TOP INTERVIEW
経営者に聞く
MICE機能が充実 札幌随一のコンベンションホテル【札幌パークホテル】
1964年に開業し、札幌を代表する名門ホテルの一つである札幌パークホテル(札幌市中央区)。中島公園に隣接し、市街中心部にありながら自然を感じられる立地環境と、札幌市内随一のコンベンションホテルとして、リアルな集いの場を長年提供してきた。4月1日、総支配人に就任した須田雅之氏に、同ホテルや地域の魅力を活かしたホテル運営を聞いた。
************************************
――須田さんのホテルマンとしてのキャリアは札幌から始まった。
須田 三井観光開発(現:グランビスタホテル&リゾート)に入社した後、最初の赴任地が札幌グランドホテル(札幌市中央区)でした。6年ほどの在籍期間に、宴会サービスや宴会予約、営業・セールス等を担当しました。
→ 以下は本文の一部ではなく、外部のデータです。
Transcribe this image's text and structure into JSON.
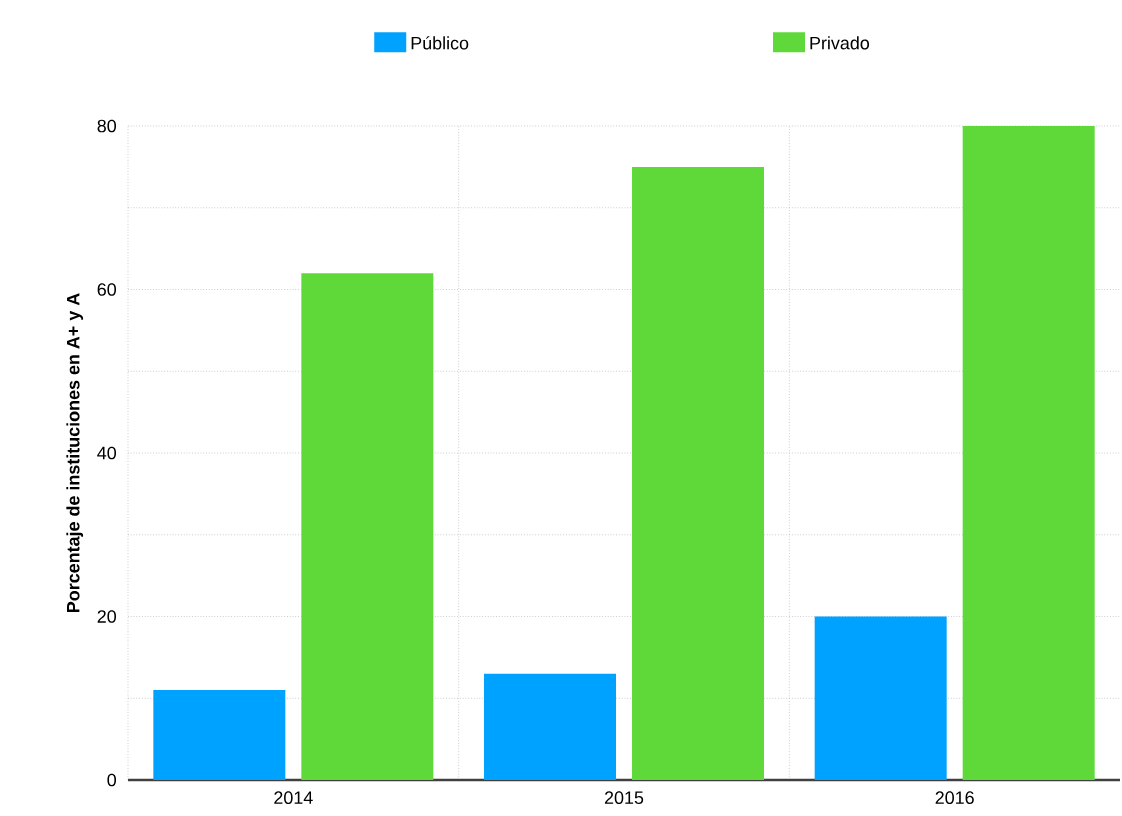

――その後、本社でレベニューマネジメントやセールスマーケティング、アセットマネジメント等を担当した後、2020年4月に札幌へ戻り、札幌グランドホテル/札幌パークホテルの要職を歴任した。
須田 ちょうど緊急事態宣言が発出されるかどうかという状況の中でした。その直後に一時休業というホテルの歴史においても前代未聞の事態に直面しましたが、ホテル運営をゼロベースで見直し、何か新しいことに挑戦する機会を得られたと前向きに捉えています。
――この挑戦の一環で、サステナブルな運営に力を入れている。
須田 2022年から、札幌パークホテルの屋上で養蜂を始めました。採取した蜂蜜はホテルメイドの生カステラの材料や朝食のパンの付け合わせとして利用客の皆さんに提供しています。
2021年からはホテルスタッフ用食堂の自営化も始めました。自社農園で栽培した野菜や、宴会・レストランで使いきれなかった食材等をメニューに活用しています。若手スタッフがメニュー開発に携わり、調理技術の向上や広い視野を持つ人材の育成、スタッフの働く意欲の向上等に繋げる狙いがあります。
――札幌パークホテルの強みとは何か。
須田 季節や自然を感じられる滞在体験が提供できることが当ホテルの強みだと思います。
また、当ホテルは札幌市内随一のコンベンションホテルとして、リアルな集いの場を長年提供してきました。3階大宴会場「パークホール」は最大広さ1165㎡、コンベンションや大規模会議・パーティー等、様々な用途に使われています。
――宴会場の機能は差別化になる一方で、宴会部門はコロナ禍の影響を最も強く受けた。今も影響は続いているか。
須田 感染リスクを懸念してリアル開催を控える動きは今でも一部ありますが、その動きも徐々に薄れています。
インセンティブや全国大会等の大規模会合は、いち早く回復しています。当ホテルでもこの4月以降の3カ月間で1000名規模が参加する会合を数回承りました。私たちも、コンベンションホテルとしての機能と運営ノウハウを武器に、東京の本社とも連携しながら国内外のMICEの受注獲得に力を入れていきます。
宴会料理の対応力も重要な強みです。1000名規模はもちろん、500名から600名規模の宴会を同時並行で行う際の料理提供にも対応するノウハウ・技術も備えています。
――札幌市は、いったん延期した新しいMICE施設の整備計画を今年4月から検討を再開した。
須田 世界的な団体・企業のイベントや会合を札幌で開催する機会は増えていると思います。交通アクセスの改善や施設の整備計画等、解決すべき課題もありますが、札幌や北海道の強みを生かした開催スタイルを提案する動きも活発になりつつあります。
――MICE施設の整備計画には、札幌パークホテルの再整備とヒルトンとの提携も含まれていた。本件のほかにも札幌は世界的ホテルチェーンの新規出店・リブランド出店が相次いでいる。
須田 まず、様々なホテルブランドが市場に参入することで札幌の知名度や認知度向上に繋がり、マーケット全体の活性化というポジティブな効果を期待しています。一方で、宿泊料金も底上げされる傾向にあります。ホテル運営会社としては収益向上の機会となりますが、実力以上の料金になることで顧客満足度の低下に繋がることを懸念しています。
私たちとしては、全部門を挙げてスタッフ一人ひとりの接客スキルやマインドを改めて磨き上げ、満足度の高い滞在体験を提供する取り組みをしたいと思います。そのために、スキルだけでなくモチベーションの向上も図り、スタッフにとって働きやすい環境を整備することが私の役割だと考えています。
再整備の検討が継続されていますが、札幌パークホテルとしては利用客の皆さんから「温かみのある接客に癒された」という言葉を頂けるようなホテルでありたいと思います。